Eileen Walsh (Marianne) and Richard Mylan (Ollie) Credit: Helen Maybanks
Eileen Walsh (Marianne) Credit: Helen Maybanks
Penny Layden (Maud) Credit: Helen Maybanks

This production is a classic example of how the human brain is capable of filling in gaps in information, deriving much pleasure as it does so.

Bryony Lavery has worked successfully with Frantic Assembly a couple of times before and the combination is perfect for a tragic cautionary tale featuring two pairs of weary parents.

The occasion for them to come together is a flood of potentially biblical proportions that threatens their locality but for whatever reason leaves one house safe where another, only 123 steps away is not.

The visitors, Joff (sic) and Marianne, played by Christopher Colquhoun and Eileen Walsh, are an ordinary, fun-loving couple with a nine-year-old daughter named Grace, who is a bit of a handful to say the least.

Their generous hosts, Richard Mylan and Penny Layden playing Ollie and Maud, are religious zealots filled with sweetness and light as a contrast to the insomniac irritability of their new-found friends. For the home team, daughter Joyous lives up to her name.

To say that these couples are chalk and cheese would not be understating things, but strange times lead to unusual bedfellows.

From the very start, the disjointed nature of the storytelling is mirrored by that of John Bausor's set, which comprises a series of frames, some illuminated.

Slowly but surely throughout the 75 minutes, viewers begins to piece together a jigsaw puzzle plot and it will only slowly dawn on most that a tragedy has taken place.

Before that, the interactions of the two pairings seem amusing, particularly when each member of the quartet begins to act out of character.

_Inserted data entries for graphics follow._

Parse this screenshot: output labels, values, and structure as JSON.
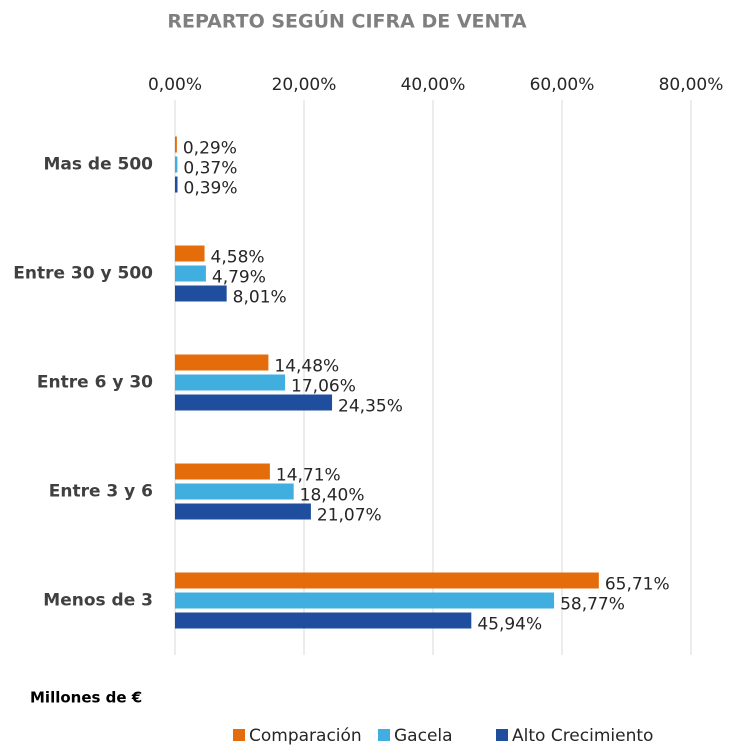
{
  "chart_data": {
    "type": "bar",
    "orientation": "horizontal",
    "title": "REPARTO SEGÚN CIFRA DE VENTA",
    "x_label": "Millones de €",
    "categories": [
      "Mas de 500",
      "Entre 30 y 500",
      "Entre 6 y 30",
      "Entre 3 y 6",
      "Menos de 3"
    ],
    "series": [
      {
        "name": "Comparación",
        "color": "#e46c0a",
        "values": [
          0.29,
          4.58,
          14.48,
          14.71,
          65.71
        ],
        "value_labels": [
          "0,29%",
          "4,58%",
          "14,48%",
          "14,71%",
          "65,71%"
        ]
      },
      {
        "name": "Gacela",
        "color": "#41aee0",
        "values": [
          0.37,
          4.79,
          17.06,
          18.4,
          58.77
        ],
        "value_labels": [
          "0,37%",
          "4,79%",
          "17,06%",
          "18,40%",
          "58,77%"
        ]
      },
      {
        "name": "Alto Crecimiento",
        "color": "#1f4e9e",
        "values": [
          0.39,
          8.01,
          24.35,
          21.07,
          45.94
        ],
        "value_labels": [
          "0,39%",
          "8,01%",
          "24,35%",
          "21,07%",
          "45,94%"
        ]
      }
    ],
    "xlim": [
      0,
      80
    ],
    "xticks": [
      {
        "value": 0,
        "label": "0,00%"
      },
      {
        "value": 20,
        "label": "20,00%"
      },
      {
        "value": 40,
        "label": "40,00%"
      },
      {
        "value": 60,
        "label": "60,00%"
      },
      {
        "value": 80,
        "label": "80,00%"
      }
    ],
    "grid": true,
    "legend": "bottom"
  }
}
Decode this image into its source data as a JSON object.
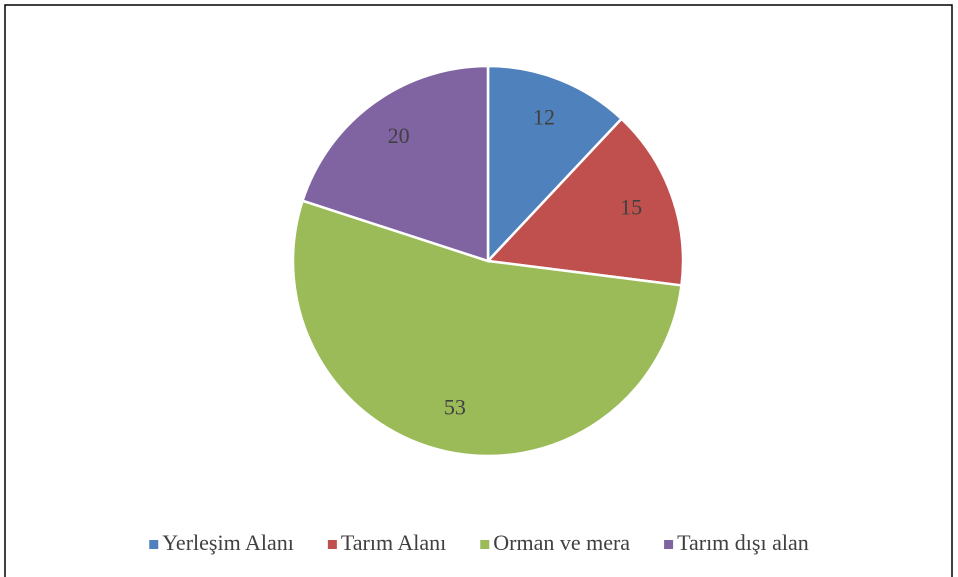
{
  "chart_data": {
    "type": "pie",
    "categories": [
      "Yerleşim Alanı",
      "Tarım Alanı",
      "Orman ve mera",
      "Tarım dışı alan"
    ],
    "values": [
      12,
      15,
      53,
      20
    ],
    "colors": [
      "#4f81bd",
      "#c0504d",
      "#9bbb59",
      "#8064a2"
    ],
    "legend": "bottom"
  }
}
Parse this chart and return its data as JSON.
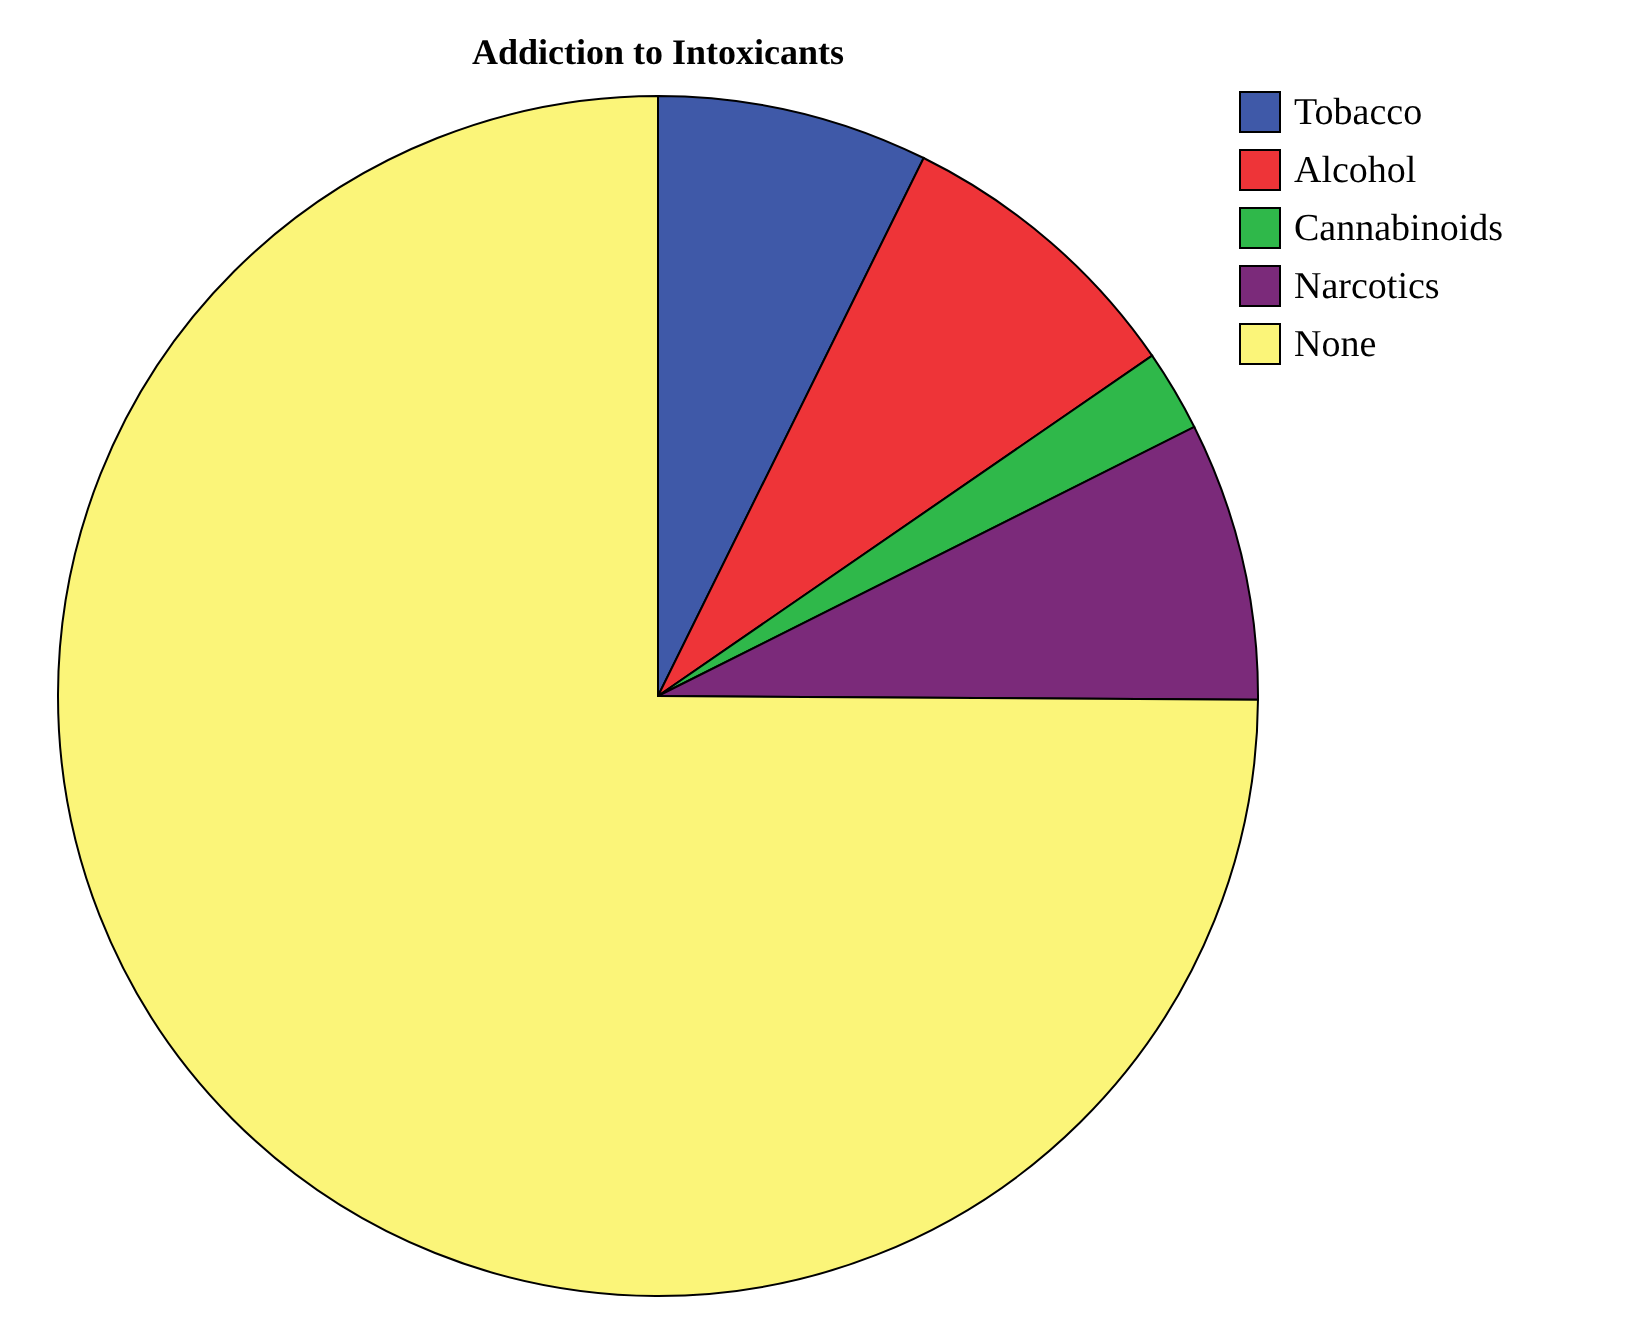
{
  "chart_data": {
    "type": "pie",
    "title": "Addiction to Intoxicants",
    "categories": [
      "Tobacco",
      "Alcohol",
      "Cannabinoids",
      "Narcotics",
      "None"
    ],
    "values": [
      7.3,
      8.1,
      2.2,
      7.5,
      74.9
    ],
    "colors": [
      "#3f59a8",
      "#ee3438",
      "#2fb84a",
      "#7b2a7a",
      "#fbf579"
    ],
    "legend": "top right"
  }
}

However, once the terrible truth catches up with us, nothing else matters and everyone in the theatre finds themselves gripped by a tension that never lets up.

This means that, as a depiction of anguish and debate over parental responsibility, The Believers will take some beating.

What would be an exciting, well-told tale without any elaboration is taken to a much higher level by the company's inimitable style. Scott Graham, who both directs and choreographs, creates a number of memorable images using nothing more than his actors, those frames, a little clever illumination designed by Andy Purves and some gravity-defying very special effects.

It also helps to have four performers who give their all both physically and mentally in an effort to fill in those gaps and leave members of the audience suitably shaken.

The whole of The Believers is considerably greater than the sum of a number of pretty substantial parts making this a very different but deeply satisfying theatrical experience.